Infinite impulse response (IIR) filters (also known as recursive filters) are any signal processing filters which re-use one or more output(s) of the filter as inputs. This feedback results in an unending impulse response characterized by either exponentially growing, decaying, or sinusoidal signal output components. This is in contrast to finite impulse response filters (FIR) which do not make use feedback and thus have fixed-duration impulse responses.

IIR filters may be implemented as either analog or digital filters. The simplest analog IIR filter is an RC filter made up of a single resistor (R) feeding into a node shared with a single capacitor (C). This filter has an exponential impulse response characterized by an RC time constant with the output feedback path implicit in the equations governing the charging up of the capacitor. In digital IIR filters, the output feedback is immediately apparent in the equations defining the output. Note that unlike with FIR filters, in designing IIR filters it is necessary to carefully consider "time zero" case in which the outputs of the filter have not yet been clearly defined.

In practice electrical engineers find IIR filters to be fast and cheap, but with poorer bandpass filtering and stability characteristics than FIR filters.

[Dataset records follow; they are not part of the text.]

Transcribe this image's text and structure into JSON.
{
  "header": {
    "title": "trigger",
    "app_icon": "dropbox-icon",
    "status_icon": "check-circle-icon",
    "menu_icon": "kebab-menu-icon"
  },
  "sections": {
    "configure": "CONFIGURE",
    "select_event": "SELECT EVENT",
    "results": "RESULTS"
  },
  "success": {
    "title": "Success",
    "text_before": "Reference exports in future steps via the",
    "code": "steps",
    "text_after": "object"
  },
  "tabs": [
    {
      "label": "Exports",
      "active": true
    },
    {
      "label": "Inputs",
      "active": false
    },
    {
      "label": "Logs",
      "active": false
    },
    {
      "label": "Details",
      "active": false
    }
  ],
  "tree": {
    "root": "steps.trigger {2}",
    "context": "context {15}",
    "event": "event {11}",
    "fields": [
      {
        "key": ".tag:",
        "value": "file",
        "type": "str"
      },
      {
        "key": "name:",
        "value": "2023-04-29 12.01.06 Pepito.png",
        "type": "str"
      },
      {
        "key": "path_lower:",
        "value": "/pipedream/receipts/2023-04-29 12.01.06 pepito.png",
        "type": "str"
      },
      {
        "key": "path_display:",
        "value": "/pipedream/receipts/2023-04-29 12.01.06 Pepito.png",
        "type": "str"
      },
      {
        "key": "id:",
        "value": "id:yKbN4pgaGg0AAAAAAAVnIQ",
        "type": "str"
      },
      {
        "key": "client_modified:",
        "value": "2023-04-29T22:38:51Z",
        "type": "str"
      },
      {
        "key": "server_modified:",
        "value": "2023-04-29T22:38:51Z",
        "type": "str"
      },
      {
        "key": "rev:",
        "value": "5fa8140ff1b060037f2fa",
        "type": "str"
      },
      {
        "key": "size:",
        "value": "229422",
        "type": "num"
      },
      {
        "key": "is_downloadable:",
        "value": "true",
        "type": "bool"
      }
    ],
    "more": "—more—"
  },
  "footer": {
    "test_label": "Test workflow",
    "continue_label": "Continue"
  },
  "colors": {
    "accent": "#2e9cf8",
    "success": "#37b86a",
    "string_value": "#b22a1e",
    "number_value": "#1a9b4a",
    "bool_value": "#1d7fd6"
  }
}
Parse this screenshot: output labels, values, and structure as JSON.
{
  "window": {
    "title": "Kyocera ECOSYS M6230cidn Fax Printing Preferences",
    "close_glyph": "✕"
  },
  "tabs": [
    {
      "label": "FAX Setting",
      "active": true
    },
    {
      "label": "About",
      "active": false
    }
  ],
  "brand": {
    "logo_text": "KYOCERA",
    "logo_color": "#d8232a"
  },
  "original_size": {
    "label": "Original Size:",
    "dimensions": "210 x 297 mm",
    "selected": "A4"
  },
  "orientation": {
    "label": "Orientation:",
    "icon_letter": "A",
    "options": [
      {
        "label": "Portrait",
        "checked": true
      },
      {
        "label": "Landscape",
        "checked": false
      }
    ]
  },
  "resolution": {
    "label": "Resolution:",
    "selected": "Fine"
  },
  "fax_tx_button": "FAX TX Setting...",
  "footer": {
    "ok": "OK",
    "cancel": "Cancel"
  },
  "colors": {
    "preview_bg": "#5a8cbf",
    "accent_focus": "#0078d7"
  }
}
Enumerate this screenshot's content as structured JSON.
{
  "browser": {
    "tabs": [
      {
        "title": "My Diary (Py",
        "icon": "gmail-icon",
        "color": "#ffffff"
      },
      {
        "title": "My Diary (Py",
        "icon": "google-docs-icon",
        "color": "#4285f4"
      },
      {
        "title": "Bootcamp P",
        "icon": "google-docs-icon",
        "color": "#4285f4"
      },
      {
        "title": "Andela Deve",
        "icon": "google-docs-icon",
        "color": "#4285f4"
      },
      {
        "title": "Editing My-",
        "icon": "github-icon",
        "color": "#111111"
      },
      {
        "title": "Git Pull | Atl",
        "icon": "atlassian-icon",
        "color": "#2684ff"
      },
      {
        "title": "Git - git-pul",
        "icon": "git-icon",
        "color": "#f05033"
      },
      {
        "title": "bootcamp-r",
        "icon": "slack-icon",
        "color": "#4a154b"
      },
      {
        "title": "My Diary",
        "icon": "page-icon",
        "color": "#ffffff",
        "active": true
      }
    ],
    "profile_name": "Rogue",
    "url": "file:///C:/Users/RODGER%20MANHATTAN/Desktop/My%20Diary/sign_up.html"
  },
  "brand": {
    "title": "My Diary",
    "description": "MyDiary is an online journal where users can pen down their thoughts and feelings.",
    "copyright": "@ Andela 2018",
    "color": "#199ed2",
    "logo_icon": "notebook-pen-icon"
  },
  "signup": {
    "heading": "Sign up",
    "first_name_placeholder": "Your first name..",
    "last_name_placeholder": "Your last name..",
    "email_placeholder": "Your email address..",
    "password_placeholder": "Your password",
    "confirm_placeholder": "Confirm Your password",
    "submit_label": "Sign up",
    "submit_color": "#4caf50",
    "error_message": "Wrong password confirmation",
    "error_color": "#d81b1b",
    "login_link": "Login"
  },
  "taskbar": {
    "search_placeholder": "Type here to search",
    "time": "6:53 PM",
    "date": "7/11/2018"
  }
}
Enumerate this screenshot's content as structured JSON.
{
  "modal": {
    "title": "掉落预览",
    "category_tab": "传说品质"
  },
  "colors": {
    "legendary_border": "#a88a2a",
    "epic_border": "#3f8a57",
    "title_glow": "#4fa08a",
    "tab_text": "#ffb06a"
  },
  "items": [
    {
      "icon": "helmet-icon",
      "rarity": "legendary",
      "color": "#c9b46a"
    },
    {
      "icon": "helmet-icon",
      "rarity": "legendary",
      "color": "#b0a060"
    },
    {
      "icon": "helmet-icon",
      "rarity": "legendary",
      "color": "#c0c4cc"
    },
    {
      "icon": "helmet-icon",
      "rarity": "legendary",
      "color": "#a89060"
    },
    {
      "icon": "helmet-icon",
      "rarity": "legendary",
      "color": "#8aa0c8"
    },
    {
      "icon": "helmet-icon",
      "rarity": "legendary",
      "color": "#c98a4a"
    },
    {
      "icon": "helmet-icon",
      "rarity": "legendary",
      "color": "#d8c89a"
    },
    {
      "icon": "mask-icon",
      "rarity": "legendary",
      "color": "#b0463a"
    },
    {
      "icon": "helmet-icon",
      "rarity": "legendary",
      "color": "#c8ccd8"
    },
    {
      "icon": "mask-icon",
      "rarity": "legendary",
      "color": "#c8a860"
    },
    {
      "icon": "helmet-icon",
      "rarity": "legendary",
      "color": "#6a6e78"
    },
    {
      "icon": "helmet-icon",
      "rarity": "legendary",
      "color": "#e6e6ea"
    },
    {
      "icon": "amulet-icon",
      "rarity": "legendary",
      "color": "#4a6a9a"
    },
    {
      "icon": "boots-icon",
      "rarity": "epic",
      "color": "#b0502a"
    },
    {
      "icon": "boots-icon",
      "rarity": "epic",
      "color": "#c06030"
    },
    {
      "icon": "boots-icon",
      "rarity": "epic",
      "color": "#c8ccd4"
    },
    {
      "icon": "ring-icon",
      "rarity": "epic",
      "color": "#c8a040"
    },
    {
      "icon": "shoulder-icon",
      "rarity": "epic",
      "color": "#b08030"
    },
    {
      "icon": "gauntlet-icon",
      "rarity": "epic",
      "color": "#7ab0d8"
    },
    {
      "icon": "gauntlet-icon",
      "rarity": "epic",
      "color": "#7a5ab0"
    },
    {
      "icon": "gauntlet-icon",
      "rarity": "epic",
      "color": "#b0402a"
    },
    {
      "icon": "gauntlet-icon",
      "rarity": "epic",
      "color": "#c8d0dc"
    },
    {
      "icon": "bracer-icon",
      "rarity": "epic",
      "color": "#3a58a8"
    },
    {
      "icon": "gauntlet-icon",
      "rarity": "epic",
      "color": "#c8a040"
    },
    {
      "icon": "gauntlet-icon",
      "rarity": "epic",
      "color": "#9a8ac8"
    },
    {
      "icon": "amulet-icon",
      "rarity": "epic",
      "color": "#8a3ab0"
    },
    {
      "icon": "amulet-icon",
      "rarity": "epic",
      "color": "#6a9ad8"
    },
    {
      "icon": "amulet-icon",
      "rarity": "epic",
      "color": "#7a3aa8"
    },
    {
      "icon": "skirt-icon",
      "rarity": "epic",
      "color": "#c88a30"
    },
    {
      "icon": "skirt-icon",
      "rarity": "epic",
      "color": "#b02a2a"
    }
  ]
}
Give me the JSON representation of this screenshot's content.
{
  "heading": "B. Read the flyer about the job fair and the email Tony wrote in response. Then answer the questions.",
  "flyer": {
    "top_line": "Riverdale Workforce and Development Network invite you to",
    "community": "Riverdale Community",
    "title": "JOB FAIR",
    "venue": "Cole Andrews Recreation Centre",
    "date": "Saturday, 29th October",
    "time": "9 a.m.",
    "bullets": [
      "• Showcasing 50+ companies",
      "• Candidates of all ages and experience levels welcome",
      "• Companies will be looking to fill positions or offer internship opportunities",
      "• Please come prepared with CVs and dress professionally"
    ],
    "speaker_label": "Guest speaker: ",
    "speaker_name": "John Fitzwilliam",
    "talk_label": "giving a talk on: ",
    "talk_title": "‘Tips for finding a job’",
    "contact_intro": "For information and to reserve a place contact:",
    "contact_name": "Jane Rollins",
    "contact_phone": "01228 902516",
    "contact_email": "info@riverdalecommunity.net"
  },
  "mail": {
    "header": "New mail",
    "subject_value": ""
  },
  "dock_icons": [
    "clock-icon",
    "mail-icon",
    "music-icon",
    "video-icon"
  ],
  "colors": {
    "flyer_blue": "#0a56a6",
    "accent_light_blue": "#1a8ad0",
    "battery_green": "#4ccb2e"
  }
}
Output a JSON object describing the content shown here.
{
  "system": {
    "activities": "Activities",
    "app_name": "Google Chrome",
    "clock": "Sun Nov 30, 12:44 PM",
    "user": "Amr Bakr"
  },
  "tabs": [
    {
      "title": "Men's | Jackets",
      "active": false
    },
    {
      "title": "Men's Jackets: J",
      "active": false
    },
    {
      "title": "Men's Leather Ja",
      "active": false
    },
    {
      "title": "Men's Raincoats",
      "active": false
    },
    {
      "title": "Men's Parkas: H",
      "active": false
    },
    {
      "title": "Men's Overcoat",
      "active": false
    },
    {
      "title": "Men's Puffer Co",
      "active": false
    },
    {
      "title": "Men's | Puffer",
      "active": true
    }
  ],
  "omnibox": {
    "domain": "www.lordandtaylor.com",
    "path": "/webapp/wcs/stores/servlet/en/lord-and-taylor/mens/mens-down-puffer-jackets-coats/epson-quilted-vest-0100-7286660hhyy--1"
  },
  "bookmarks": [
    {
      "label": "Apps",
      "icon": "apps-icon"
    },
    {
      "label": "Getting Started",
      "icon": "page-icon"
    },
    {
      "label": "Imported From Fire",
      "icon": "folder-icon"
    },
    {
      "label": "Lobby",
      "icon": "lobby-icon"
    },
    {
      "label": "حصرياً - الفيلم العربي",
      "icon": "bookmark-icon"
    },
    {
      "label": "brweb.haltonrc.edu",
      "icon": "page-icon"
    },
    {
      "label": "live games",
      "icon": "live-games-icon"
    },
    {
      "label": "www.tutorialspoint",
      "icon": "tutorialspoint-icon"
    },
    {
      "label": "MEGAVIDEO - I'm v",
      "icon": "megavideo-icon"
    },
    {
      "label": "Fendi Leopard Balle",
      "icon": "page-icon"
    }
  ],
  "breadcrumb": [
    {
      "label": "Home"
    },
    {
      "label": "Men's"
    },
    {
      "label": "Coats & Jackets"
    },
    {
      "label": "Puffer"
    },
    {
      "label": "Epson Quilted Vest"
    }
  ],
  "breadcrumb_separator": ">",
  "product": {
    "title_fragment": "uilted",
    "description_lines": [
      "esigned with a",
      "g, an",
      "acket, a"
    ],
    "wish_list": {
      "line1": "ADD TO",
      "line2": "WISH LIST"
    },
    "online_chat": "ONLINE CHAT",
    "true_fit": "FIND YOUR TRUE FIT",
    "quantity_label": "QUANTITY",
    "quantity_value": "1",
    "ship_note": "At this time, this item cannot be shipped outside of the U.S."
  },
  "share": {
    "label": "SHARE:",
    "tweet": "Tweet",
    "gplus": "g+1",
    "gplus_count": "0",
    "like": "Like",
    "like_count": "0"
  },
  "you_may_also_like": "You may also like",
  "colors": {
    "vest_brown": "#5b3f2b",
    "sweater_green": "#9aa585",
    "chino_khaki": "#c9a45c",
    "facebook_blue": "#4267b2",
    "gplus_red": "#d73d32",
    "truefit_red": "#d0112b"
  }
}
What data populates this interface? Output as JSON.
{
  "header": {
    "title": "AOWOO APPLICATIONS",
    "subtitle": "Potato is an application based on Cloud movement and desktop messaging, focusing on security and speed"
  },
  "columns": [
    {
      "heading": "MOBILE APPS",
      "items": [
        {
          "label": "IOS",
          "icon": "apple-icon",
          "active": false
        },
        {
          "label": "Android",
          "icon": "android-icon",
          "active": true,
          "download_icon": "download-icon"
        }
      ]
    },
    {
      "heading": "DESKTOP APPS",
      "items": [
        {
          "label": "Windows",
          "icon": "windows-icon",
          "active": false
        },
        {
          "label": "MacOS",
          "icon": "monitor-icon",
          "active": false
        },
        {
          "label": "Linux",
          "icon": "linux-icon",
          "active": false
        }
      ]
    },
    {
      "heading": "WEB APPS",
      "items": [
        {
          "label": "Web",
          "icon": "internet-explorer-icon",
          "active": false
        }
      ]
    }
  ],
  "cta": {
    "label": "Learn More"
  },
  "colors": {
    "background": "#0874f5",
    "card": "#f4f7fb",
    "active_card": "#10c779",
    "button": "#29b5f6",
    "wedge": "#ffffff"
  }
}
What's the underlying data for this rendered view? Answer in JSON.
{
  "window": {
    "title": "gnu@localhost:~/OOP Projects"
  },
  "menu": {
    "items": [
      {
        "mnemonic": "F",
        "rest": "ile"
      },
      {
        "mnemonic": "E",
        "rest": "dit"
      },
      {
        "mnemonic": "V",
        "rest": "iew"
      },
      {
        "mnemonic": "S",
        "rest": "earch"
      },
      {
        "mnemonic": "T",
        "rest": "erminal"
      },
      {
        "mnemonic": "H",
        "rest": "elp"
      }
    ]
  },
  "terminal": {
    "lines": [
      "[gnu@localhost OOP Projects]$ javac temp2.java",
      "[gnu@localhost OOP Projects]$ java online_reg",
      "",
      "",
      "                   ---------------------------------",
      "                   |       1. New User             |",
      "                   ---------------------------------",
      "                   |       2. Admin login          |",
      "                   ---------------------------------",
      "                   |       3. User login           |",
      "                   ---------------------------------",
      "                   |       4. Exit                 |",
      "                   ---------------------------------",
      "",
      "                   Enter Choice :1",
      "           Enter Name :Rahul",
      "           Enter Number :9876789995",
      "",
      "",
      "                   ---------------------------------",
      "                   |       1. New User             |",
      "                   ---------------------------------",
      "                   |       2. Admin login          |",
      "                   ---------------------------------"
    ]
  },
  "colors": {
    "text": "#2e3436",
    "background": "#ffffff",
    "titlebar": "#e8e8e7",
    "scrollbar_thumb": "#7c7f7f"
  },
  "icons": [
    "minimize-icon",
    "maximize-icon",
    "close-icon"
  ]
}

Example IIR filters include the Chebyshev filter, Butterworth filter, and the Bessel filter .

 Contents

## Transfer function

In designing IIR filters, engineers often make use of the transfer function:

$H(s) = \frac{Y(s)} {X(s)}$

An IIR filter is typically characterized by its order, which is the number of polynomial terms in the denominator of the transfer function. In digitial filter implementations the order is equivalent to the number of time snapshots of the output which are fed back into the input. In analog implementations the order often refers to the number of capacitors or inductors used in the filter circuit.

An IIR filter having P feed-forward stages ("b(k)" coefficients) and Q feedback ("a(k)" coefficients) stages has the following form:

$y(n) = \left[b(0) x(n) + b(1) x(n-1) + \cdots + b(P) x(n-P)\right] + \left[a(1) y(n-1) + a(2) y(n-2) + \cdots + a(Q) y(n-Q)\right]$
$y(n) = \sum_{k=0}^P b(k)x(n-k) + \sum_{k=1}^Q a(k) y(n-k)$

and after taking the z-transform

$H(z) = \frac{\sum_{k=0}^P b(k) z^{-k}} {1 - \sum_{k=1}^Q a(k) z^{-k}}$

See Z-transform#LCCD equation for more details.

## Block diagram

A typical block diagram of an IIR filter looks like the following. The "T" block is a unit delay. The coefficients and number of feedback/feedfoward paths is implementation-dependent.

## Stability

From the region of convergence of the Z-transform, the stability of an IIR filter can be evaluated. If all poles are within the unit circle (i.e., | zp | < 1) then the filter is stable.

By definition of the region of convergence, then if the system is stable then $\sum_{k=-\infty}^{\infty} |h(k)| < \infty$ will hold true. Otherwise, if the system is unstable then the sum will be $\infty$.

IIR filters are sometimes preferred over FIR filters because an IIR filter can achieve a much sharper transition region roll-off than an FIR filter of the same order.

## Example

Let the transfer function of a filter H be

$H(z) = \frac{A(z)}{B(z)} = \frac{1}{1 - a z^{-1}}$ with ROC a < | z | and 0 < a < 1

which has a pole at a, is stable and causal. The time-domain impulse response is

h(n) = anu(n)

which is non-zero for n > = 0.